Ilustrasi jalan tol. Foto/Istimewa

Belum Ada yang Menolak

Pemda DIY menyebut hingga saat ini belum ada warga terdampak proyek tol Solo-Yogya-Bawen yang keberatan dengan rencana pembangunan ini. Hanya saja, tim persiapan menemukan beberapa lahan atau bidang yang status kepemilikannya belum jelas.

“Saat ini, belum ada yang menolak rencana pembangunan jalan tol ini. Namun, kami menemukan beberapa lahan atau bidang tanah statusnya belum pasti, “kata Sekda DIY, Kadarmanta Baskara Aji, Kamis (12/12/2019).

Baskara Aji menjelaskan jumlah bidang atau tanah yang status tanahnya belum jelas ini tidak begitu banyak.

Namun, karena masuk di saerah perkotaan maka warga biasanya segera memproses sertifikat.

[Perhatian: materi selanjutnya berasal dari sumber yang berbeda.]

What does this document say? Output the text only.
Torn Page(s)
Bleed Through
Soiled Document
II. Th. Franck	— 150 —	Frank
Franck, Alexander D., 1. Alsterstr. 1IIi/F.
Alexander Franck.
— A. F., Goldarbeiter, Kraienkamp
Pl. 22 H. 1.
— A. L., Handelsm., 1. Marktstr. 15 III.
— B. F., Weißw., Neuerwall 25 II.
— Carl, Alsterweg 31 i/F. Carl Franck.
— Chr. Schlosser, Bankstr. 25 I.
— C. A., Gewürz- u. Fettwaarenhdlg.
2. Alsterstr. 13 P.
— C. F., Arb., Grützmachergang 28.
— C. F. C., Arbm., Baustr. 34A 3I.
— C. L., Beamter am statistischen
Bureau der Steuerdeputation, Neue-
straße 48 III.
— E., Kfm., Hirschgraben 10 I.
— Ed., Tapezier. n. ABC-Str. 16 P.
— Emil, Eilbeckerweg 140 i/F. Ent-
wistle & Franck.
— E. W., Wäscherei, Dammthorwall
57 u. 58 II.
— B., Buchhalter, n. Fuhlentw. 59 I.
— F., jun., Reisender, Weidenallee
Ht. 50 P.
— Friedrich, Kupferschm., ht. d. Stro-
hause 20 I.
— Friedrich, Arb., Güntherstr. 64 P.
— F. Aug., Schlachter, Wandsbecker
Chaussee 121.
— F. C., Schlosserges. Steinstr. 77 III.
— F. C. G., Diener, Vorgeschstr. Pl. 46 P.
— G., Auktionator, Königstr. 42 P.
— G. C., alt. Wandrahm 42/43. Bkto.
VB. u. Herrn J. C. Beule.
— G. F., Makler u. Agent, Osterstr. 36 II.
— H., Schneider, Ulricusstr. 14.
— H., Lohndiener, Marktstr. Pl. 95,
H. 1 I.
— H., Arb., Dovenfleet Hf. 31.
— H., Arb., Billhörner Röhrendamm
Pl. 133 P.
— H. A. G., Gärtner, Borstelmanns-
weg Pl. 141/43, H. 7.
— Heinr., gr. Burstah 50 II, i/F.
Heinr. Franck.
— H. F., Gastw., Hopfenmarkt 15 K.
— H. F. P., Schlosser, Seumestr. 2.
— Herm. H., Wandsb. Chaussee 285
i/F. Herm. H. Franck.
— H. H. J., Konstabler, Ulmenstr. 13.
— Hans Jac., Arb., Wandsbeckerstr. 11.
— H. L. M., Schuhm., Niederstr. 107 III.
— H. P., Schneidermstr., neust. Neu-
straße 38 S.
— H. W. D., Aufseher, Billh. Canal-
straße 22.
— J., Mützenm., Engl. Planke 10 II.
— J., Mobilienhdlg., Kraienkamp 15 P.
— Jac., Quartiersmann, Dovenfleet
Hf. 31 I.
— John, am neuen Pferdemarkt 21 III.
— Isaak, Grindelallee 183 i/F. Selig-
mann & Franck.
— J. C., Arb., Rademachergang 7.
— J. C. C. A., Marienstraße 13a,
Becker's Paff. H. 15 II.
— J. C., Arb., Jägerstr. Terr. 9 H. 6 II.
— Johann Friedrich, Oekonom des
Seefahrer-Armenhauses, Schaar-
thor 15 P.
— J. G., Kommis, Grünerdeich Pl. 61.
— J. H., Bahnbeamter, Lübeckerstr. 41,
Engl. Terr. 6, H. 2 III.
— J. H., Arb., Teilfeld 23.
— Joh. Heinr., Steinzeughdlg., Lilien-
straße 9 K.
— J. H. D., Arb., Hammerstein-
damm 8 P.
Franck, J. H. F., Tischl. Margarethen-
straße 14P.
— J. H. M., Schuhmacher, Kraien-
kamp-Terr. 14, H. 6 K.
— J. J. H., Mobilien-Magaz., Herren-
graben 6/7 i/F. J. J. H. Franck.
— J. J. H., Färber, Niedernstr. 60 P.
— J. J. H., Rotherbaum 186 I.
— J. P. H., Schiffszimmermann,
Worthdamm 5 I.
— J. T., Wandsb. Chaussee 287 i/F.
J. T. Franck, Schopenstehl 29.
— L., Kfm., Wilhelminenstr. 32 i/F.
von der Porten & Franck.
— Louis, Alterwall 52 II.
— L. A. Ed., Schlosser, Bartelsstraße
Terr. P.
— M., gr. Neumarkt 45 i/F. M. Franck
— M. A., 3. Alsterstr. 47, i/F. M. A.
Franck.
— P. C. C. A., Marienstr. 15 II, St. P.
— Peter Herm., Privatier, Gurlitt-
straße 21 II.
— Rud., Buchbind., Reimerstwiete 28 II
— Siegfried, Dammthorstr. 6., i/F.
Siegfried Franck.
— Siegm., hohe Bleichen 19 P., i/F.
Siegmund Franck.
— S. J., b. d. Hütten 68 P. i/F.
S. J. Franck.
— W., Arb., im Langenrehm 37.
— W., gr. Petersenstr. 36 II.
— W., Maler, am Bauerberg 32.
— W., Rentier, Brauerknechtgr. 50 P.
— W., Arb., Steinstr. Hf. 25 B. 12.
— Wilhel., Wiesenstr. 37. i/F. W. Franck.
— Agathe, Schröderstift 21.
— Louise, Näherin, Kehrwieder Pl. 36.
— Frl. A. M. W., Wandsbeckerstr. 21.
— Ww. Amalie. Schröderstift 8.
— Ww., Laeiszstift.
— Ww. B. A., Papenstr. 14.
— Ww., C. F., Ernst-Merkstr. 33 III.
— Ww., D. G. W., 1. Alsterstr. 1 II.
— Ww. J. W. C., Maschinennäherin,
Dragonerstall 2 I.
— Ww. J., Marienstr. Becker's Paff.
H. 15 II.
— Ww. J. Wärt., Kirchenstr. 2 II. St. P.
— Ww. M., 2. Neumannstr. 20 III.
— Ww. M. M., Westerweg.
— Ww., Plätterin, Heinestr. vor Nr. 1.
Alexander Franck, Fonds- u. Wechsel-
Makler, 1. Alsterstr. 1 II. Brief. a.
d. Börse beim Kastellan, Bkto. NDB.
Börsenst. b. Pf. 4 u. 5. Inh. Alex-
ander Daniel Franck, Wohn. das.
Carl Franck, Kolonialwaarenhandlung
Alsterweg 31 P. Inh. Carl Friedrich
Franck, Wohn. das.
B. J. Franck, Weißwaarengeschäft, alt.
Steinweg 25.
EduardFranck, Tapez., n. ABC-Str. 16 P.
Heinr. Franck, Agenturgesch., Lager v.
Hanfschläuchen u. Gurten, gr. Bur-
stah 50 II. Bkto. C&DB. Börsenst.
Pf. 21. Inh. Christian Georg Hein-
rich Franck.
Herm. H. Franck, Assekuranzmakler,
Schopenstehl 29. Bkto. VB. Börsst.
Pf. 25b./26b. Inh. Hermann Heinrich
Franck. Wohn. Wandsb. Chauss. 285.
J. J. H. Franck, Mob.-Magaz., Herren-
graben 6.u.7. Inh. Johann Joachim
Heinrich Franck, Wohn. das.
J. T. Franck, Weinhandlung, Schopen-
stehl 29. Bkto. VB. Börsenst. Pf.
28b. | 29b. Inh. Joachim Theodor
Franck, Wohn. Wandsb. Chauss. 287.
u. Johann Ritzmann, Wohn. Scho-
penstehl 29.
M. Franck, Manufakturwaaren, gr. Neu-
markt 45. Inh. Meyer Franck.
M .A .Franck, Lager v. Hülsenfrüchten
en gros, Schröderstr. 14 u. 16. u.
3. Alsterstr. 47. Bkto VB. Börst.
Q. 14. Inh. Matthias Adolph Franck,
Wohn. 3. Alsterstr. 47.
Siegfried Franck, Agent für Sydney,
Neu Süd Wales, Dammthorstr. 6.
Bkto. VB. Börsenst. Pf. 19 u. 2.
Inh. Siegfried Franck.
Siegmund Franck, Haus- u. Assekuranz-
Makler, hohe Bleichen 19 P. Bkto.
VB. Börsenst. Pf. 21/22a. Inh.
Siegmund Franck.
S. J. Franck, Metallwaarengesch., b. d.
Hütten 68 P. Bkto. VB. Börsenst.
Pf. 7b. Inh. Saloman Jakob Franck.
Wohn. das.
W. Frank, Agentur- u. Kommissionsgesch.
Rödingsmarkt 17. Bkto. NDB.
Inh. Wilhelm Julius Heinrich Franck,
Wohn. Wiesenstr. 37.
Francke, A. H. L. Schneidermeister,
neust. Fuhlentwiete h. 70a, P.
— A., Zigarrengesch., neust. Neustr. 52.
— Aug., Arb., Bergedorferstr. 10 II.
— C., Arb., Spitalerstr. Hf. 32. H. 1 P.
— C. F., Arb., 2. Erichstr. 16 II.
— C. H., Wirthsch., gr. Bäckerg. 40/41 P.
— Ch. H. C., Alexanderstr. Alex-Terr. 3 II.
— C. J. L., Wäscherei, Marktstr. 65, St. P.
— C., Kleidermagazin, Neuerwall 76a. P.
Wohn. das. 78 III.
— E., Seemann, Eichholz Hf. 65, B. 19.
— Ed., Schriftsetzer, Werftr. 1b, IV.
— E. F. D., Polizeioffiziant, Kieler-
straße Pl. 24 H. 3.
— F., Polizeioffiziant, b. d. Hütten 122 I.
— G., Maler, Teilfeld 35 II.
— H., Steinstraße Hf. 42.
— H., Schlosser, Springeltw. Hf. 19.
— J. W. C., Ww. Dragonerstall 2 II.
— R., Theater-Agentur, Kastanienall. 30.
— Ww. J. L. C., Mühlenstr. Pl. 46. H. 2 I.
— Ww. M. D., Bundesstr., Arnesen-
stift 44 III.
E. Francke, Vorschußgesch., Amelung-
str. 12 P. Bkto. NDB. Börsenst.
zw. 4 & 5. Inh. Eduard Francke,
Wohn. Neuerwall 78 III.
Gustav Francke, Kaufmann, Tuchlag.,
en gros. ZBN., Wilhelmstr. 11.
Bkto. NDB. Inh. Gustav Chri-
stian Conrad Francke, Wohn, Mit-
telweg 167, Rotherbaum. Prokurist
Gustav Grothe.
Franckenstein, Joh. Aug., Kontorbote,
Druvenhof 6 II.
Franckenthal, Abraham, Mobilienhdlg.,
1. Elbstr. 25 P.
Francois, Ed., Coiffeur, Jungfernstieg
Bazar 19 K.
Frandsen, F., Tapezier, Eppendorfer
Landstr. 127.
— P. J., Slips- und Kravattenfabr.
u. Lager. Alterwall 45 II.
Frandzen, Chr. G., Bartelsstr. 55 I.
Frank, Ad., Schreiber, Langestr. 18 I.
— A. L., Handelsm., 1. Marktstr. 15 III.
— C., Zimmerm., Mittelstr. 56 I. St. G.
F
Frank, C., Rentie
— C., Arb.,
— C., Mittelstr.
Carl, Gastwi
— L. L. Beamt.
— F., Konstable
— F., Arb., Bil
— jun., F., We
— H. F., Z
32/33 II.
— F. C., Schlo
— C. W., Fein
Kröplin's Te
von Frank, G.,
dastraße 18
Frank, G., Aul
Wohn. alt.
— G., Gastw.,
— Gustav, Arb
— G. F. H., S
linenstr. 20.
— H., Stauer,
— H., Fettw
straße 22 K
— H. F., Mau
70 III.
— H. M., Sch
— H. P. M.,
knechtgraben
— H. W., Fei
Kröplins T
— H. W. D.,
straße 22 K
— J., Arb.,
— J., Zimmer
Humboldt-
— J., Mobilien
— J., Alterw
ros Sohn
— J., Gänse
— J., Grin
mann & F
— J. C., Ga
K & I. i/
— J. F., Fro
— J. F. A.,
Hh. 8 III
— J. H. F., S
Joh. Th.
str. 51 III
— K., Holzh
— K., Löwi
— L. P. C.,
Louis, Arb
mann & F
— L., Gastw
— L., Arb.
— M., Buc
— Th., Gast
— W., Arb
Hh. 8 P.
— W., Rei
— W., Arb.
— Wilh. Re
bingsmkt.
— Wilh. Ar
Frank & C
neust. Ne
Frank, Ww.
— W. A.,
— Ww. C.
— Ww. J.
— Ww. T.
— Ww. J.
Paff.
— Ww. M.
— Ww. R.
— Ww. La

“Mereka secara sukarela mensertifikatkan lahan. Ada yang milik keluarga dan dipecah menjadi milik banyak orang, ” kata Aji.

Dia menyebutkan, sosialisasi untuk proyek tol ini terus berjalan.

Setelah menyelesaikan sosialisasi di Bokoharjo, Pemda DIY kemudian melakukan sosialisasi di Selomartani.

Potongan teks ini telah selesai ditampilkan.